Definitionen
Unter Adipositaschirurgie versteht man operative Eingriffe, durch die über eine nachhaltige Gewichtsreduktion eine Verbesserung der Komorbiditäten bzw. deren Prophylaxe und eine Verbesserung der Lebensqualität erreicht werden soll. Haben die operativen Eingriffe das primäre Ziel, die glykämische Stoffwechsellage bei vorbestehendem Diabetes mellitus Typ 2 zu verbessern, spricht man von metabolischer Chirurgie.
Die Klassifikation der Adipositas nach WHO beruht auf dem Body Mass Index (BMI): Körpergewicht dividiert durch Körpergröße im Quadrat (kg/m²). Für Europäer teilt man die Adipositas ein in
- Grad I (BMI 30–34,9 kg/m²
- Grad II (BMI 35–39,9 kg/m²
- Grad III (BMI ≥40 kg/m²
Adipositas ist multifaktoriell bedingt; letztlich führt eine positive Energiebilanz zu einer Speicherung übermäßig zugeführter Energie hauptsächlich in das Fettgewebe und die Leber. Eine Gewichtsreduktion geht u.a. mit einer Verbesserung von Insulin-Resistenz, Blutzucker, Blutdruck, Blutfetten, gastroösophagealem Reflux, Harninkontinenz, Gonarthrose, Wirbelsäulenbeschwerden, Intertrigo, Infertilität, obstruktivem Schlaf-Apnoe-Syndrom, Asthma und einer Verminderung des Risikos für bestimmte Krebserkrankungen einher.

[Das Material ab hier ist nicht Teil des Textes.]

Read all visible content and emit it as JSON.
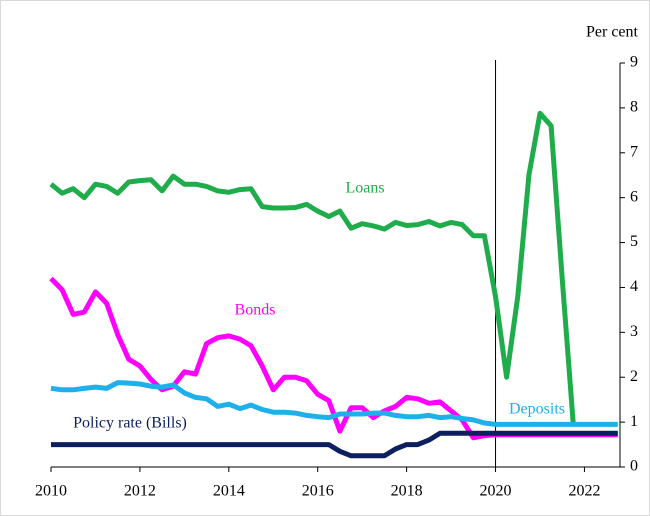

Indikationen für Adipositas- bzw. metabolische Chirurgie
Eine nachhaltige Gewichtsreduktion zur Besserung von Komorbiditäten und der Lebensqualität sind bei höhergradiger Adipositas durch eine Ernährungs-, Bewegungs-, Verhaltens- und Pharmakotherapie allein oder in Kombination möglich, werden aber häufig nicht erreicht [1 - 4]. Im Vergleich zu den konservativen Maßnahmen zur Gewichtsreduktion allein oder in Kombination ist eine chirurgische Therapie wesentlich effektiver und erreicht in der Regel das angestrebte Therapieziel [5 - 12].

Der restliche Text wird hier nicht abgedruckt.